CHAPTER 22 - KEYAKINAN DIRI    

            Setelah aku menutup mata pria tak bernyawa bernama Genba yang ada di hadapanku, aku berdiri tanpa berkata sambil melihat dua orang pengikutnya yang terus menangisi kematiannya. Terpikir bahwa sepertinya pria ini memiliki pengaruh yang besar bagi mereka. Tapi dibalik itu semua, rasanya masih ada yang mengganjal di dalam diriku. Aku tak bisa tinggal diam begitu saja dengan keadaan yang menyedihkan seperti ini. Seandainya saja.. Seandainya saja jika aku bisa mengendalikan kekuatanku mungkin hal ini tidak akan terjadi.
            “Umh hei, benda apa itu yang ada di dekatnya?” tiba-tiba saja Diksy menunjuk pada benda kecil bertombol seperti sebuah remote.
            “Hati-hati dengan benda itu!” Zekko langsung mengambil benda tersebut. “Jika tombol yang ada di benda ini tertekan, kita semua akan mati terkubur di tempat ini.”
            Aku langsung bergidik mendengarnya.
            “A.. Anu.. Terus kita harus gimana nih sekarang??” aku bertanya pada Riki sambil gemetaran.
            “Kenapa kamu nanya ke saya??” Riki langsung menanggapi dengan sedikit marah. Sementara di belakang Diksy menampakkan ekspresi wajah ‘masa bodoh’.
            “Sudah.. Sudah.. Yang penting kita harus segera mengejar Tyron dulu.” Zekko lalu membuka jubahnya dan menutup mayat Genba yang ada di hadapannya. “Urusan kita dengannya masih belum selesai.”

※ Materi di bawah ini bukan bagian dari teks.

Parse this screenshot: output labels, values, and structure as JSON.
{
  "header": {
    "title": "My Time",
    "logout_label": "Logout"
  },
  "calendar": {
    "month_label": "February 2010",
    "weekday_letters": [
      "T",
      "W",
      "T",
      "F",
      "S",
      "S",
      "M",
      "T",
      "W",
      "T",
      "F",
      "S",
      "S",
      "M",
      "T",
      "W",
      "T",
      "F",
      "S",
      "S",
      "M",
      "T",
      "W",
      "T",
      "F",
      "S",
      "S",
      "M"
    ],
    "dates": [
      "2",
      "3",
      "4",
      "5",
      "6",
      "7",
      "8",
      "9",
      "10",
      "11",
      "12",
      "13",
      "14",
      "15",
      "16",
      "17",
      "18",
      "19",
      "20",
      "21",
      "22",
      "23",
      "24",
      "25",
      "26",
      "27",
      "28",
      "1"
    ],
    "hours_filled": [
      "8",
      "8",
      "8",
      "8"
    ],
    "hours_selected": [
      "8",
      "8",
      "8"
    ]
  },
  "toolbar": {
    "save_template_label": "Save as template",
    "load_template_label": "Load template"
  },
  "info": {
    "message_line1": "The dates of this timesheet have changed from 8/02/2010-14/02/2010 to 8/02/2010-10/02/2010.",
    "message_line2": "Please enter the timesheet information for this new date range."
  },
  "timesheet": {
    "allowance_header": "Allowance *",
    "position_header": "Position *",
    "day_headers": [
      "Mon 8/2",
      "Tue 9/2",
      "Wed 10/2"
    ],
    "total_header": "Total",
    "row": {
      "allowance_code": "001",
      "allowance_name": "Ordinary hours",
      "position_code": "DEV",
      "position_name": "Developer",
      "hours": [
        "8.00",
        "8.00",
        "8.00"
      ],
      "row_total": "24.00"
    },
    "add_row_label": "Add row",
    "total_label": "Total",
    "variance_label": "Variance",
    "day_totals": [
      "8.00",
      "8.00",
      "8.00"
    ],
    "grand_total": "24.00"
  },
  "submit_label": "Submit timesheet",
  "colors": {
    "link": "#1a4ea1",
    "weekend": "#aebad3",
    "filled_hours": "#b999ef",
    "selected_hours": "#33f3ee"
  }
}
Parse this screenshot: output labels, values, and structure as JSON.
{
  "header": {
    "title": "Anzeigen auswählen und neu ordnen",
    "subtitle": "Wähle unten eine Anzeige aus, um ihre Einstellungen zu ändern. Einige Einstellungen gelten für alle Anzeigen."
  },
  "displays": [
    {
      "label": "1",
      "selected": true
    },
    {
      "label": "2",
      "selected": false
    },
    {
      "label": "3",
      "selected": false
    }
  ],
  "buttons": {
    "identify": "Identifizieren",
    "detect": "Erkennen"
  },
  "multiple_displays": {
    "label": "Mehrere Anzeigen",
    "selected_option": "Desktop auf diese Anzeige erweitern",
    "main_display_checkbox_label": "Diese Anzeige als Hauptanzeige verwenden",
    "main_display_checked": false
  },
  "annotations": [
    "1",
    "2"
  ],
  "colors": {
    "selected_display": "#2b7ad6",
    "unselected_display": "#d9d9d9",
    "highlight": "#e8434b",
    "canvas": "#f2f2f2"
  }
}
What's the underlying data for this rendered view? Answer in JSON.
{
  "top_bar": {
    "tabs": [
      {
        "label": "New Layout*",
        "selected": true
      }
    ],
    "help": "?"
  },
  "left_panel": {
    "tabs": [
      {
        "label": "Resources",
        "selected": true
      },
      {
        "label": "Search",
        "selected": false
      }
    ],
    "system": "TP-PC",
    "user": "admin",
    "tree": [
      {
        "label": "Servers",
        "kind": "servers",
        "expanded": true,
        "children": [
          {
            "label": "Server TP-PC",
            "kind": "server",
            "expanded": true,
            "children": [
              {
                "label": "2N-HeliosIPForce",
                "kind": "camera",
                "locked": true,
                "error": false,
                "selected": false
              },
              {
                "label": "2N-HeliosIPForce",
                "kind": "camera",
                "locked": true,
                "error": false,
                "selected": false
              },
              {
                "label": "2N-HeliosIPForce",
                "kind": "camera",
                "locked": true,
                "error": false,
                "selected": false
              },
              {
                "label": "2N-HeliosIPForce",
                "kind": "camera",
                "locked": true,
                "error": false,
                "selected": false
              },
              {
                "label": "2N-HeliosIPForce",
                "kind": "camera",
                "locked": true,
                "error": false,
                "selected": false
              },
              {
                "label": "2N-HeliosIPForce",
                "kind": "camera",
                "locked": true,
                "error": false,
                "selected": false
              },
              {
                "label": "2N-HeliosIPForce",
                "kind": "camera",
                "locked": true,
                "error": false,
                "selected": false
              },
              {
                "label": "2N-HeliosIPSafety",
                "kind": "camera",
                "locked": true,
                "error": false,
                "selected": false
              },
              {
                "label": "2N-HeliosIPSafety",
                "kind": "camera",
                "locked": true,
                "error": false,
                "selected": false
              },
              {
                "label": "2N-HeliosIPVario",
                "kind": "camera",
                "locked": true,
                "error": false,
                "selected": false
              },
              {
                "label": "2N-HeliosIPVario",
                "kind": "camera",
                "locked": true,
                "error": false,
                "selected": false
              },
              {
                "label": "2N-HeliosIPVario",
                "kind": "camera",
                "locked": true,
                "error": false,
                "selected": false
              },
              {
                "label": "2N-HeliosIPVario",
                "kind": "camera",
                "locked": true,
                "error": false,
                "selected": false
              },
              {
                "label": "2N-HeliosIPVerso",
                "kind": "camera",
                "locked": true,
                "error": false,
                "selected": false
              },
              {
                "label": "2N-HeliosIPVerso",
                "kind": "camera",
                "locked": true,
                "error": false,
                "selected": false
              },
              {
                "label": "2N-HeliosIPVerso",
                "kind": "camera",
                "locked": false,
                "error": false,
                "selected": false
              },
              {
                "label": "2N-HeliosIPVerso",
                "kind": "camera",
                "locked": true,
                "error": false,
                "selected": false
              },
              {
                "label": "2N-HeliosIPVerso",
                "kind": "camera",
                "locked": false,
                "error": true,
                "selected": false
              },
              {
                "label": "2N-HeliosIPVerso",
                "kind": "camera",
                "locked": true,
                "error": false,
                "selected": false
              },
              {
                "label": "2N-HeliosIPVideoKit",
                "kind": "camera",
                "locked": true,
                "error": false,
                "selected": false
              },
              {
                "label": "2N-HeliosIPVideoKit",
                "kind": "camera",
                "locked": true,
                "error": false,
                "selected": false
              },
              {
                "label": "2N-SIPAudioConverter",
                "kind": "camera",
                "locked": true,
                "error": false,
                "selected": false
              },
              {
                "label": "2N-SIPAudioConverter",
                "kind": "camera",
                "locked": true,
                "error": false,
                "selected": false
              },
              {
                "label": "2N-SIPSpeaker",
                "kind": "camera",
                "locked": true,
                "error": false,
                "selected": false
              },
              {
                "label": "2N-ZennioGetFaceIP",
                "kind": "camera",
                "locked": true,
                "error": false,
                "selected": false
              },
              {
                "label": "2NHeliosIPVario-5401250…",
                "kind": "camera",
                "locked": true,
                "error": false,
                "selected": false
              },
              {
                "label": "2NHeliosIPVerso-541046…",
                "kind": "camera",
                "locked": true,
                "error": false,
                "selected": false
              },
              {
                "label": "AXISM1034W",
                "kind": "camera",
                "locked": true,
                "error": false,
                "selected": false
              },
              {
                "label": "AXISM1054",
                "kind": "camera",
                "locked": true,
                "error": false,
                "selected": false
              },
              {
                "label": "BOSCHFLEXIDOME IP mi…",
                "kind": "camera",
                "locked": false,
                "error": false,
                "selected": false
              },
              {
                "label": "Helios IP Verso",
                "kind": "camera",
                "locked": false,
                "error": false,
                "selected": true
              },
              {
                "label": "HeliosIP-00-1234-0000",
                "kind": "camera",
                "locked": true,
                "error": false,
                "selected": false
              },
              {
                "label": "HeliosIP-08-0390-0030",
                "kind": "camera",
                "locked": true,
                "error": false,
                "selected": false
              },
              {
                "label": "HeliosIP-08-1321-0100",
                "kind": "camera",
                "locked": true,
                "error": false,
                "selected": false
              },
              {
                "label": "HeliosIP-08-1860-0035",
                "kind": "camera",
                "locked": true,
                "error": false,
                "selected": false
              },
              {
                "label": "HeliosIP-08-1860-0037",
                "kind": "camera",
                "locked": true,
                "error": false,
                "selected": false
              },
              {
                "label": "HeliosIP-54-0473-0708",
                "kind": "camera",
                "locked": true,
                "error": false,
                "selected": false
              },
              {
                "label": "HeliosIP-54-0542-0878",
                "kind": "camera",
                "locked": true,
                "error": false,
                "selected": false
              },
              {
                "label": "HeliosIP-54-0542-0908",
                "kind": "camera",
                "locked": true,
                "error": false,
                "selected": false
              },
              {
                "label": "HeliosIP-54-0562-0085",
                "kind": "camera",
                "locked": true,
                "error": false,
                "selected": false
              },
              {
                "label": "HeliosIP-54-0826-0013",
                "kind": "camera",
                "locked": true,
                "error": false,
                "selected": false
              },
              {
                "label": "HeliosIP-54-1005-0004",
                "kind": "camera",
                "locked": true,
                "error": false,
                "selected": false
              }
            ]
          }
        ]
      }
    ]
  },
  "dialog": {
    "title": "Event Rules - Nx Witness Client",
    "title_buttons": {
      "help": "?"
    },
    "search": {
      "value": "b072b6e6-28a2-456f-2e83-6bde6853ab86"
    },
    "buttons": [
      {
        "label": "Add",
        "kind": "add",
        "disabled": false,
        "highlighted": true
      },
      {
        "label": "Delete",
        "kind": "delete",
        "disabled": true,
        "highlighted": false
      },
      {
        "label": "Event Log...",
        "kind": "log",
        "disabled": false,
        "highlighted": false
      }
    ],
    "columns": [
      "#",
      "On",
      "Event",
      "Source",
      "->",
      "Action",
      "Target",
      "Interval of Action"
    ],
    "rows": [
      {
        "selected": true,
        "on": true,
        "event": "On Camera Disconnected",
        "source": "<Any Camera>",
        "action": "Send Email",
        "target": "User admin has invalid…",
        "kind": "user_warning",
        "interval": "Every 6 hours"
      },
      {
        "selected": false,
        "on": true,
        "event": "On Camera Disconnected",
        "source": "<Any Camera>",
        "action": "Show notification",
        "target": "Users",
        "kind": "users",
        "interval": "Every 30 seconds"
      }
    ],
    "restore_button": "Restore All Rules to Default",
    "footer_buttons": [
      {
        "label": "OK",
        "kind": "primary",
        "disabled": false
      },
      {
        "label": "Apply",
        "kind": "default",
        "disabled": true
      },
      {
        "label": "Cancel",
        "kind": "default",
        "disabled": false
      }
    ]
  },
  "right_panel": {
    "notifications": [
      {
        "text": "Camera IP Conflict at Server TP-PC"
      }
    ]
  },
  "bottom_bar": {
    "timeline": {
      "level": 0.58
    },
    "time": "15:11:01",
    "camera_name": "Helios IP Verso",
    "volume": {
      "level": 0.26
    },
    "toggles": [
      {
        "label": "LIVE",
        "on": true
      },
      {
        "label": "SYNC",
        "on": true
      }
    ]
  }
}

            “Tapi.. Sepertinya aku tidak bisa membantu terlalu banyak karena energiku sudah cukup habis terkuras.” Diksy memotong.
            “Tidak, kami sangat membutuhkan kemampuanmu.” Zekko menjawabnya.
            “Kalau begitu, silahkan minum ramuan penyembuh milik kami.” lalu Riki memberikan botol kecil berisi cairan hijau di dalamnya pada Diksy.
            “Kamu juga, Enutra. Aku yakin kau juga kelelahan selama disekap di tempat ini.” Zekko pun memberikan ramuannya padaku.
            Kami berdua menerimanya. Awalnya sempat ada perasaan ragu pada ramuan ini, biar bagaimanapun juga meminum sesuatu yang aneh dari orang yang belum sepenuhnya dikenal sebenarnya sangat beresiko. Namun setelah melihat efek yang dirasakan oleh Diksy, perlahan akupun meminum ramuan itu juga. Rasa manis asam disertai aroma menthol mengalir melewati kerongkonganku. Tidak buruk juga rasanya untuk ukuran minuman aneh seperti ini. Efek ramuan tersebut langsung terasa olehku. Seluruh tubuh yang asalnya letih dan lemah tiba-tiba saja menjadi segar bugar penuh stamina seolah-olah seluruh Hit Point-ku terisi sangat penuh. Setelah itu kini apa yang ada di pikiranku adalah bahwa memang benar dunia ini seperti dunia RPG yang biasa aku mainkan di duniaku dulu, ramuan ini biasa disebut sebagai potion[1]. Sungguh luar biasa!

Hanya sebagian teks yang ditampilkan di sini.